O fornecimento de naloxona por serviços comunitários de redução de danos, como ocorre na Itália, é muito importante para reduzir os danos causados pelos opioides, sugere um relatório.
A naloxona é um medicamento que bloqueia os efeitos dos opioides e tem sido frequentemente referido como um “antídoto de overdose”. É um medicamento que salva vidas e é incluído sobre a Organização Mundial da Saúde (OMS) Lista de Medicamentos Essenciais, "os medicamentos mais eficazes, seguros e econômicos" que todos os sistemas de saúde devem fornecer.
A naloxona está disponível nas farmácias italianas, sem receita médica, desde 1996, e é fornecida ao público por serviços de redução de danos na Itália desde 1991. As últimas disposições, sugere um relatório recente, são essenciais para reduzir os danos potenciais de opioides.
Prevenção de mortes por overdose de opioides (PDF) foi publicado recentemente por Fórum Droghe, uma associação italiana de indivíduos e organizações envolvidas na reforma da política de drogas e redução de danos.
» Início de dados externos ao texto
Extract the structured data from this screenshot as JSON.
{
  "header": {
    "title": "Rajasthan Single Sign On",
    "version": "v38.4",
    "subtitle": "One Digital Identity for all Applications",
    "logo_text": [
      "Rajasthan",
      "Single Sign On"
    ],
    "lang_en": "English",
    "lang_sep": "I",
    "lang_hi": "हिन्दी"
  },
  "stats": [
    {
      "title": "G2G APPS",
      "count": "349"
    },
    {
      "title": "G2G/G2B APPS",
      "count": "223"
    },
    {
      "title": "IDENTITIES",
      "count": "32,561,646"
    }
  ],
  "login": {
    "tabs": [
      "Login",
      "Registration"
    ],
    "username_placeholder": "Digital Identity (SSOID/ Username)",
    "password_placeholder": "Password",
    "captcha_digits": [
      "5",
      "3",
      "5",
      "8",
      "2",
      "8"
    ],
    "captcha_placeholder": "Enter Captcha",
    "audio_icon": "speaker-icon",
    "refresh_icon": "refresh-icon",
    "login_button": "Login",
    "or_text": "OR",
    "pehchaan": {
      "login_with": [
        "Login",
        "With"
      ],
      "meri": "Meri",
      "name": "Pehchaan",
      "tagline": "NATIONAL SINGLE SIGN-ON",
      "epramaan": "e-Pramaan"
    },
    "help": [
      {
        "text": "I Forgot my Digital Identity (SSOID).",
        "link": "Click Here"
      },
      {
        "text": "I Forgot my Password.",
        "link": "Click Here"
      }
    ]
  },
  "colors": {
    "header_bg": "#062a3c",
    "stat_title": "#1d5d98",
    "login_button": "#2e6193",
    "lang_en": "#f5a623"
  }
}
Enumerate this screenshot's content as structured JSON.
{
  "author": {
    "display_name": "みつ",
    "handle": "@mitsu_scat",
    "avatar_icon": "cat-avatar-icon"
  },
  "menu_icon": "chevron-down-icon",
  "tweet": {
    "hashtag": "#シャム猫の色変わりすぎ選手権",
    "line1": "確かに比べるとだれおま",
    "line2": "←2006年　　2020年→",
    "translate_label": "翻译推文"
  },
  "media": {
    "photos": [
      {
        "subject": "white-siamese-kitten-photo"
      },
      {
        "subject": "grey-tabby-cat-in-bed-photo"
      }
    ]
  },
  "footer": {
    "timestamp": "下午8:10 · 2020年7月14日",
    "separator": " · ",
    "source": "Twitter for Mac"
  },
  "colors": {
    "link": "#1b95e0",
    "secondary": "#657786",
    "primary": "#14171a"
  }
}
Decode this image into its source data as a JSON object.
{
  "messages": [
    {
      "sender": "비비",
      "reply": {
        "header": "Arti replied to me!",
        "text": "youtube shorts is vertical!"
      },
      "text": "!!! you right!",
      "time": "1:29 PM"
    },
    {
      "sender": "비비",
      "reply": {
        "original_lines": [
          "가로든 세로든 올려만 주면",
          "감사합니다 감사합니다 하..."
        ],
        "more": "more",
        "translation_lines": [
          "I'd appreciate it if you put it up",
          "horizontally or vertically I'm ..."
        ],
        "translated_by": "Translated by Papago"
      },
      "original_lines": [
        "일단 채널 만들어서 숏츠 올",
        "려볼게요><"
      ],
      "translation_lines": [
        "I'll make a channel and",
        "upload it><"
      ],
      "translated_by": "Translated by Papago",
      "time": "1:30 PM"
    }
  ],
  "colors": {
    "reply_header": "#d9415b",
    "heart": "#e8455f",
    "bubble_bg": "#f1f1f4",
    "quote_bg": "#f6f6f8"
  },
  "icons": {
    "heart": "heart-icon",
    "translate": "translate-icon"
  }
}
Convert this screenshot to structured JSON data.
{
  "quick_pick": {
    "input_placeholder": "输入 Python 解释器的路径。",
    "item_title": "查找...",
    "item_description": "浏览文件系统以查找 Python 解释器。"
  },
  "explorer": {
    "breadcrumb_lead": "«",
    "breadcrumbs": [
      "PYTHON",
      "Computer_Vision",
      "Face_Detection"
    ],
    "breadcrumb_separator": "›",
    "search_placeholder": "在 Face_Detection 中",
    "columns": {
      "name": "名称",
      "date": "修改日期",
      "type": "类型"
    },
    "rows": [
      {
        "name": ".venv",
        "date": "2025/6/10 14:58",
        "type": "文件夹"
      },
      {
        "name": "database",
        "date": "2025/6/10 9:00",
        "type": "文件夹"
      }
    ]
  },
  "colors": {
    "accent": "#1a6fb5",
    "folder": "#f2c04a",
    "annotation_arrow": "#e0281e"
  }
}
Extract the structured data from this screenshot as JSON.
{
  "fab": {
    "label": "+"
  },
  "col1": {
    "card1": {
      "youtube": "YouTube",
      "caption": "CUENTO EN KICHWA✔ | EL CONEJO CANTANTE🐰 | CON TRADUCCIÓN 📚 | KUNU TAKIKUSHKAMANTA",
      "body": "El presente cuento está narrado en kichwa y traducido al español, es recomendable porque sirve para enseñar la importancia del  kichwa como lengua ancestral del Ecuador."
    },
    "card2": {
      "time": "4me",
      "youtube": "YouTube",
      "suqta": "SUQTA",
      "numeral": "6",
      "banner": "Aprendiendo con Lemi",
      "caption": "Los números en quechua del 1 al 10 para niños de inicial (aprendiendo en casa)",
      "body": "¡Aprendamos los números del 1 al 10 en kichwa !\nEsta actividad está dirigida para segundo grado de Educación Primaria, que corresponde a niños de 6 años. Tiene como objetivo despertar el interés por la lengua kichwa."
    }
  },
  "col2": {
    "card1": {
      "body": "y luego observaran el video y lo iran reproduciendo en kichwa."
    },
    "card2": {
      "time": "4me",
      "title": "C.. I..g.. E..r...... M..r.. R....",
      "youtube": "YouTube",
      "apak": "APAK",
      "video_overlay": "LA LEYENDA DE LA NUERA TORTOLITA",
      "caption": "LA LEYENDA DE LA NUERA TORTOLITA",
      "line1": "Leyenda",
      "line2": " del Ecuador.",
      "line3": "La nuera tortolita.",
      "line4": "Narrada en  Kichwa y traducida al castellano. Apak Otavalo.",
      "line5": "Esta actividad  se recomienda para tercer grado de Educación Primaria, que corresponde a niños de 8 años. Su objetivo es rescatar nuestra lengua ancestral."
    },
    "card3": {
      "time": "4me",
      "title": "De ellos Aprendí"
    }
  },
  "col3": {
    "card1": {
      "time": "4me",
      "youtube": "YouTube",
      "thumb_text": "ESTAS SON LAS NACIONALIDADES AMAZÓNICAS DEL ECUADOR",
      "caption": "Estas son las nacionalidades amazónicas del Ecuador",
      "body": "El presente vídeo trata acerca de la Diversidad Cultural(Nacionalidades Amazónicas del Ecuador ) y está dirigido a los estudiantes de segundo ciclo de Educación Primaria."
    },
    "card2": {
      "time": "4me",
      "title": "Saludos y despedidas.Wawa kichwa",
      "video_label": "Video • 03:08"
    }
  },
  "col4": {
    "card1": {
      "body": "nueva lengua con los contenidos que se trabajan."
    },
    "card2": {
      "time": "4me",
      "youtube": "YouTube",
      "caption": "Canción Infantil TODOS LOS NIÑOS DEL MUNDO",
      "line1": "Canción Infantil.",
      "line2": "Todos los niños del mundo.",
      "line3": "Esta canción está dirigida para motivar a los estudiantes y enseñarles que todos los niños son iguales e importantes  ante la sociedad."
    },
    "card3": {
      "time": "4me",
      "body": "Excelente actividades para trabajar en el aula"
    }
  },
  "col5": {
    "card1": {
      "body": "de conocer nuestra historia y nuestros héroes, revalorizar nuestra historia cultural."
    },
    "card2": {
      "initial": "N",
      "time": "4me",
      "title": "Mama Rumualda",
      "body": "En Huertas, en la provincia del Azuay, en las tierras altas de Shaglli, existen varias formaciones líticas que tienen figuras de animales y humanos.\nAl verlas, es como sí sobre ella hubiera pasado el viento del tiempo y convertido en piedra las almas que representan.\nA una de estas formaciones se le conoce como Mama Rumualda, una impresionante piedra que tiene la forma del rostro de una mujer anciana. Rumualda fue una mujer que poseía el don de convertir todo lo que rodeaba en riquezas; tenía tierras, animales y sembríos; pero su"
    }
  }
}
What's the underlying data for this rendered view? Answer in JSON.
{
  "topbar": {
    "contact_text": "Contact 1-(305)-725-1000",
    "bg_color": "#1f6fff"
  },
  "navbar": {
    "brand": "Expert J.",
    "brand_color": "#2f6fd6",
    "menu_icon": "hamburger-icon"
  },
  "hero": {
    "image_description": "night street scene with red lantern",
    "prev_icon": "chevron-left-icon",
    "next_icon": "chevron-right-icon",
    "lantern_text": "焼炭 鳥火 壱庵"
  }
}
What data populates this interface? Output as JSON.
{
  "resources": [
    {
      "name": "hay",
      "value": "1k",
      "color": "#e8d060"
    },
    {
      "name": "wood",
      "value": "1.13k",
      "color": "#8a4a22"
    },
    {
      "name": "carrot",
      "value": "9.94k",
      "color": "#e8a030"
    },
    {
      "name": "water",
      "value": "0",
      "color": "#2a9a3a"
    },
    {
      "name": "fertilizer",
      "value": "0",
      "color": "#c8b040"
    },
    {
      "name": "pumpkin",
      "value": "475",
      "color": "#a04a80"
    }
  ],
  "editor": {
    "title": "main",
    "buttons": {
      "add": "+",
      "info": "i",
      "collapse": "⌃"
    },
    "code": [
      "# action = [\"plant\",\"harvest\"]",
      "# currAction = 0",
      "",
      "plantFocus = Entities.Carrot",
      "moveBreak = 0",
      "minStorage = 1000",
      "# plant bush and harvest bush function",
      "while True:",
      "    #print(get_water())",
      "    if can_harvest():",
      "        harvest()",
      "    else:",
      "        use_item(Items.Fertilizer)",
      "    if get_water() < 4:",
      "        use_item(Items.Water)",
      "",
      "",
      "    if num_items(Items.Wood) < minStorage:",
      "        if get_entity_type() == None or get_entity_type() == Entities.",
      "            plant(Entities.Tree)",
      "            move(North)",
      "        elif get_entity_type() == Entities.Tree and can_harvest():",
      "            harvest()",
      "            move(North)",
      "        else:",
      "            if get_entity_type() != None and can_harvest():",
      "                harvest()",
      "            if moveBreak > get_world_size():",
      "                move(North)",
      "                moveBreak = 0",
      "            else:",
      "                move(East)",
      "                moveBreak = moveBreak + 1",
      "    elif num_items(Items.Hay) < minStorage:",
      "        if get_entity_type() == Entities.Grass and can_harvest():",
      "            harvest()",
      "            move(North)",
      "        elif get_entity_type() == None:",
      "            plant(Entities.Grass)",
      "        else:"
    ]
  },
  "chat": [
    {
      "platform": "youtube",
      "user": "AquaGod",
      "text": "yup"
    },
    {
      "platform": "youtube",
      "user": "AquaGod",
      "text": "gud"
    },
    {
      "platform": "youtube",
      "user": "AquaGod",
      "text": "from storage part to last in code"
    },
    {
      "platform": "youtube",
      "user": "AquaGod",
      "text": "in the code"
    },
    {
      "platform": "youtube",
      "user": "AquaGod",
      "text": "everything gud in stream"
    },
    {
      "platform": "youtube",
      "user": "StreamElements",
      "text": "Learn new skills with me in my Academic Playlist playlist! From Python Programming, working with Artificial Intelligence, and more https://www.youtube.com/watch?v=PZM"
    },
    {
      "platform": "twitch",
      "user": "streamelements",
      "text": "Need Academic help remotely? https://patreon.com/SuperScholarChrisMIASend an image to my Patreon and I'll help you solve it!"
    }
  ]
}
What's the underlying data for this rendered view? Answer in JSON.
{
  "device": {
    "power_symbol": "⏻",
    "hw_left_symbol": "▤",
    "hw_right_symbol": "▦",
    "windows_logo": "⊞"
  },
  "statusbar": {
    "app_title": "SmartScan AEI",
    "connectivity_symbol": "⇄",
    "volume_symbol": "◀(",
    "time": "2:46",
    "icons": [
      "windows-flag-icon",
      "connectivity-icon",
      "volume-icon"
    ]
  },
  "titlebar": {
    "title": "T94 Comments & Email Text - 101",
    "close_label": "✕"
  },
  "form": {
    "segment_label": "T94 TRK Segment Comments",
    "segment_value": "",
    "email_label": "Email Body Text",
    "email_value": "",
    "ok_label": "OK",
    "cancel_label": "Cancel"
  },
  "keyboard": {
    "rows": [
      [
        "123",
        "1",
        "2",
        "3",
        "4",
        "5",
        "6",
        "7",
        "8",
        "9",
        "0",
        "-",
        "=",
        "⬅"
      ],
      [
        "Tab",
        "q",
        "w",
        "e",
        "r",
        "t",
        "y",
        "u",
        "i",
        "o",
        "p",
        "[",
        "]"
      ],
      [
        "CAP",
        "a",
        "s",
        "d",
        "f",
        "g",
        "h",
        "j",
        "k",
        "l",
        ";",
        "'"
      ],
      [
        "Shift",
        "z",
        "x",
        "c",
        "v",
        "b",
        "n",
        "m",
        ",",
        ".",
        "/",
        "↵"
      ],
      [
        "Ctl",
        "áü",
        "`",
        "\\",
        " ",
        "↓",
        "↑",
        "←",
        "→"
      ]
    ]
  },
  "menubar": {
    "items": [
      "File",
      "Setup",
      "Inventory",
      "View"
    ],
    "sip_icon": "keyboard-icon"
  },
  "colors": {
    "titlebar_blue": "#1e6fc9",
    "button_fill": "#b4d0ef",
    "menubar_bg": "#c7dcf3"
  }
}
O relatório demonstra que os serviços de redução de danos baseados na comunidade, em vez das farmácias, têm sido mais eficazes em colocar a naloxona nas mãos de indivíduos e grupos que precisam dela na Itália.
Apesar de ser obrigatório para todas as farmácias italianas estocar naloxona, “as farmácias não têm um papel relevante no modelo [de naloxona para consumo] na Itália”, afirma o relatório. Isso é demonstrado de forma mais marcante pelas informações fornecidas por pessoas que usam drogas.
Os pesquisadores do Fórum Droghe entrevistaram 204 indivíduos de toda a Itália que alegaram ter "usado um opiáceo pelo menos dez vezes nos últimos doze meses". Entre todos os entrevistados, apenas uma pessoa afirmou ter “comprado naloxona em uma farmácia como sua prática normal”, enquanto apenas quatro afirmaram ter sempre comprou naloxona em uma farmácia. Por outro lado, 84% dos entrevistados afirmaram que suas fontes regulares de naloxona eram serviços locais de redução de danos.
Uma razão para essa variação pode ser o custo envolvido na obtenção de naloxona na farmácia, em torno de € 3.50 por frasco, enquanto os serviços de redução de danos fornecem a medicação gratuitamente. O Forum Droghe recomenda que as autoridades italianas abolissem esta taxa de farmácia.
Talvez mais significativa seja a experiência que as pessoas que procuram naloxona têm ao entrar em uma farmácia. De acordo com o relatório, as pessoas que usam drogas muitas vezes se sentem "objeto de desconfiança, estigma e alienação" ao interagir com os farmacêuticos.
De acordo com um indivíduo pesquisado, os farmacêuticos “não querem viciados no caminho e não vão dar [naloxona] para você ou dizem que não têm … de qualquer maneira, muitas pessoas realmente nem sabem sobre [ farmácias que fornecem naloxona]”.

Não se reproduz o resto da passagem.